It might just be time for a dance.

Husbands, love your wives, even as Christ also loved the church, and gave himself for it; – Ephesians 5:25, King James Version (KJV)

Last month I wrote about the failing health of my 91-year neighbor. He died a few days ago, and yesterday I attended his funeral.  He accomplished many things in life, including serving with Patton’s 3rd army in World War II’s Battle of the Bulge, helping Milliken & Company (the largest privately held textile company in the United States) build plants all over the world as its chief engineer, and earning a rare compliment from the local Department of Transportation for his beautification of the road rights-of-way around his house. Despite these accomplishments, they pale in comparison to one of his greatest accomplishments: the raising of a wonderful family.

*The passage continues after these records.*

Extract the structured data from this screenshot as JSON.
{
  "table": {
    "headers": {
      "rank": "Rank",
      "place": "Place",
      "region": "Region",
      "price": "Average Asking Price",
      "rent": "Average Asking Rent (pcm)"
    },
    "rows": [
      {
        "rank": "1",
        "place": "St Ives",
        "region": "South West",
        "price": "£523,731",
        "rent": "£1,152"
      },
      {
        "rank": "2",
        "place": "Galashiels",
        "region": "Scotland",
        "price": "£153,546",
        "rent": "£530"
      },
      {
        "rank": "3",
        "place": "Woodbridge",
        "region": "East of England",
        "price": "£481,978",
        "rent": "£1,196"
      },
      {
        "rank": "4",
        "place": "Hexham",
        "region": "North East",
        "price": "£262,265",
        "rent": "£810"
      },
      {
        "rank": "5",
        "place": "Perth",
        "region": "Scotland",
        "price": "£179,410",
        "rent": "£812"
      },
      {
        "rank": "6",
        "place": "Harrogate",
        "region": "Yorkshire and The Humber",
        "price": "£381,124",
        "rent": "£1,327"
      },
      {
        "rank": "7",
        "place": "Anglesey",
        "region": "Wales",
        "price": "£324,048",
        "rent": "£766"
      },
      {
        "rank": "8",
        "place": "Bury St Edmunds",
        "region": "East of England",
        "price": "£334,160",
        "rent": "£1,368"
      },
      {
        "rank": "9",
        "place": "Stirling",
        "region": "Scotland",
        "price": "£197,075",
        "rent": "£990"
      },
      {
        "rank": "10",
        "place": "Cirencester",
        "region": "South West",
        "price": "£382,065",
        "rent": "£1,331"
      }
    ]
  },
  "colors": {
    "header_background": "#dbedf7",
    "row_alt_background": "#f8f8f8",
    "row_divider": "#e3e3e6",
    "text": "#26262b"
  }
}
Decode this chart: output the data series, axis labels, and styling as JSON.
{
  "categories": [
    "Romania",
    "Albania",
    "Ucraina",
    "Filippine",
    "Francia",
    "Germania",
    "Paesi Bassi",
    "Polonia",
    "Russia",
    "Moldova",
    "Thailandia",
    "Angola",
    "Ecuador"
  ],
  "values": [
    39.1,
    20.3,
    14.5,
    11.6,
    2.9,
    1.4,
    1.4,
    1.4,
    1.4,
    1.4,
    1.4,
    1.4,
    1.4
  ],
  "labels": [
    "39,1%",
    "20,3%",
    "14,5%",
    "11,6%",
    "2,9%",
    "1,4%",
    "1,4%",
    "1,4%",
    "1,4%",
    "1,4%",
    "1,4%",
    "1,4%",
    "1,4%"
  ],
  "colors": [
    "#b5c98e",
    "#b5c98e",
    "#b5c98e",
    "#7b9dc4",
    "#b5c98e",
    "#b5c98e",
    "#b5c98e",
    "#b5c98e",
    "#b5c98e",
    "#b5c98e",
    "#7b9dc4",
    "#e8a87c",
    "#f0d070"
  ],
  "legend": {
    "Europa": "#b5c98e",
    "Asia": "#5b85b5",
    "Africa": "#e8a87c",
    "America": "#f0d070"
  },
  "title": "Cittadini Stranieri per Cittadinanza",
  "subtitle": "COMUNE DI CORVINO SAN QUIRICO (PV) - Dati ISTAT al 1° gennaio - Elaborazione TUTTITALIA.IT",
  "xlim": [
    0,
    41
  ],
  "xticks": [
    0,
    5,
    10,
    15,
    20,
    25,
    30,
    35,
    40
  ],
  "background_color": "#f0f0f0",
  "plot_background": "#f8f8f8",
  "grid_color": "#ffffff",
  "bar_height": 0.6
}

During the service, the preacher praised my neighbor for his sacrificial love. He sacrificed for his wife and he sacrificed for his children, not only giving up things he wanted to do, but often doing things that they wanted to do – even if he didn’t. For instance, my neighbor’s wife, who passed away a few years ago, once convinced him to take ballroom dancing lessons. Reluctantly he agreed, but as the preacher said in his eulogy, “By the time they were done, those ballroom dancing lessons brought grace even to the gangly man that was our friend.” Everyone chuckled, for everyone knew my neighbor was both tall and thin. I chuckled a little more than most, however, because I knew something that none in the room but my neighbor’s family members knew. My neighbor and his wife used to love ballroom dancing in their garage! Countless times my family witnessed our neighbors wearing out the concrete floor in their garage, enjoying each other as partners in dance as well as partners in life. Yeah, perhaps my neighbor was reluctant in taking those lessons at first, but before it was all said and done, sacrificing for his wife brought years of joy to his life.

Ephesians 5:25 is an admonishment made directly to husbands, but since Christ is the Christian’s model for how to live, it follows that we all ought to love others with a sacrificial love. Sacrificial love is a major key in building peaceful, joy-filled relationships at home, among friends, and on the job, and it is something that is sorely lacking in most of those arenas. When strife, not peace, is the norm in a relationship, sacrificial love is missing, and selfishness has taken its place. If the parties involved in the relationship want peace restored, then someone has to get the ball of sacrificial love rolling, and it might as well be you. There is no guarantee that your effort to love sacrificially will restore your relationship. But, the longer you love sacrificially, the greater the chances that the other person (or people) involved in the relationship will reciprocate, restoring peace and joy to all.

My born-again neighbor was a big coffee lover, having developed the habit in World War II when The Salvation Army would bring hot coffee to the soldiers. I can’t help but think that, after praising his Lord and hugging his wife upon arriving in Heaven, he strolled over to the nearest coffee stand for a quick draught of hot caffeine. Then, it was time for a dance with his bride.